The alternative is to adopt the opposite strategy and deliberately not select projects early. Instead keep as many going as possible by restricting the available cash devoted to each. The only experiments done in each project are those necessary to decide whether to progress to the next stage. Any that lose their shine are immediately stopped.   As a result, the decision on which projects survive is delayed until more information is available – a process of natural selection rather than central command-control.
 
Implementing “kill the losers” in practice is harder than it sounds. Human factors and cultural bias make killing projects very difficult. Unless appropriate incentive structures are in place, starting with lots of projects simply ends up with too many progressing, insufficient resources in any of them and zombie-projects shambling along consuming unproductive capital.
 
Unearned premium     The economics of drug discovery depends on patents to protect expensive new investions. Patents yield monopolies, which allow inventors some protection from competition, and hence to charge higher prices than would otherwise be possible. This provides the return on investment in the original R&D.
 
The problem is that pricing in monopoly situations is always challenging, but it is doubly so in healthcare. Normally, the price a patent-holder can charge is limited by the degree of improvement he offers over other (potentially unpatented and cheaper) solutions for the same problem.
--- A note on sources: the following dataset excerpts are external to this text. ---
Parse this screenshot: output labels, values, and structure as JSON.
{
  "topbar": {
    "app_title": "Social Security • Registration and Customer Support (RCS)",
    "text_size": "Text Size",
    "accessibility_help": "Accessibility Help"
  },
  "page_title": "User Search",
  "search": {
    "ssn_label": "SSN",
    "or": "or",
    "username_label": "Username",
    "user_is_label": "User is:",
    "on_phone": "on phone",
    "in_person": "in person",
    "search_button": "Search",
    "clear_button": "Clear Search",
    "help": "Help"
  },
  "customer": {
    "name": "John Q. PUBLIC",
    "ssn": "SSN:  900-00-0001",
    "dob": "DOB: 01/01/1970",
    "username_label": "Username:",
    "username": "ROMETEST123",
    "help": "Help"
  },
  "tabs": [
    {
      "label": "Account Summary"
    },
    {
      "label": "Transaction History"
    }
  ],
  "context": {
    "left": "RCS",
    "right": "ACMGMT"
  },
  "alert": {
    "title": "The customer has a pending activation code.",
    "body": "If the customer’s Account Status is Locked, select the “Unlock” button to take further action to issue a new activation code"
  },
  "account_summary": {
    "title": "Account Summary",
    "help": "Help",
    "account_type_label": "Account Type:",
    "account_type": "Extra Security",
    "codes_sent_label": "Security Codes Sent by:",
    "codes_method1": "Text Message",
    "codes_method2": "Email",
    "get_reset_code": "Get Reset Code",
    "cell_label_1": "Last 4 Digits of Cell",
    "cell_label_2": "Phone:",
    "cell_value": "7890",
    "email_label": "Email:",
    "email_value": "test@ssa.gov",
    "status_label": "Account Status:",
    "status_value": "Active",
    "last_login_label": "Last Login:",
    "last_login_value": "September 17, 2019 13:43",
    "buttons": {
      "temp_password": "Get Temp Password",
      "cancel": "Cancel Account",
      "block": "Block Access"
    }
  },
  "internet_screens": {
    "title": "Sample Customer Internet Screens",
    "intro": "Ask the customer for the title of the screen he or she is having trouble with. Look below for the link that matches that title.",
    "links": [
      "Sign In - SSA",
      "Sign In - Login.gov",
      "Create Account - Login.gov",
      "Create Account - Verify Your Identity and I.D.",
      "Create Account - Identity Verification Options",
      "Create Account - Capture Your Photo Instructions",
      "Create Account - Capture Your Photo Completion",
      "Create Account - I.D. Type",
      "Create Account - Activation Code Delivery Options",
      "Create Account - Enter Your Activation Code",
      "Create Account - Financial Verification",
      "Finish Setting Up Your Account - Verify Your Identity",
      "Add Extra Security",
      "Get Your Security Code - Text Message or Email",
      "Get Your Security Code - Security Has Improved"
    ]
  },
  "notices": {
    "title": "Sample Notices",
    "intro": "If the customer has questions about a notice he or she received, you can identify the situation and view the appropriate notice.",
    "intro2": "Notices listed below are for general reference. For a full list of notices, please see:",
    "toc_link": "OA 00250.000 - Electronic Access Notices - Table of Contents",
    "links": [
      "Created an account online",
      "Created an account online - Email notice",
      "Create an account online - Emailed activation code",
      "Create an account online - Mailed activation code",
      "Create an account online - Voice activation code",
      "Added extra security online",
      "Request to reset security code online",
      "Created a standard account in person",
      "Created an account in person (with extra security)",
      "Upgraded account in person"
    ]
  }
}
People will pay a little more (a premium) for a vacuum cleaner thats, say, lighter or quieter – but not much more because an old-style product still does a pretty good job.
 
Not so in healthcare, it seems.
 
The public, at least in rich countries, demands the best medicine no matter what the cost (usually because the patient pays little or none of the cost directly – with the tab picked up by private or public insurers). This allows companies with patents to charge a much larger premium than the often incremental improvement may merit.
 
This is particularly visible with cancer drugs, where the best agent might give 2 or 3 months extra life (or maybe even extra time before further progression of the cancer, without extending survival at all) – and yet command million-dollar premiums.
 
These premiums are not objectively justified by the degree of benefit, and hence earned the tag from DrugBaron of “unearned premium”.
 
Unearned premiums are restricted to cancer. Crestor™ resuvastatin from AstraZeneca, a cholesterol-lowering agent, may have the largest unearned premium of all, sustaining $5billion in annual sales, with little or no additional benefit of the now-generic atorvastatin.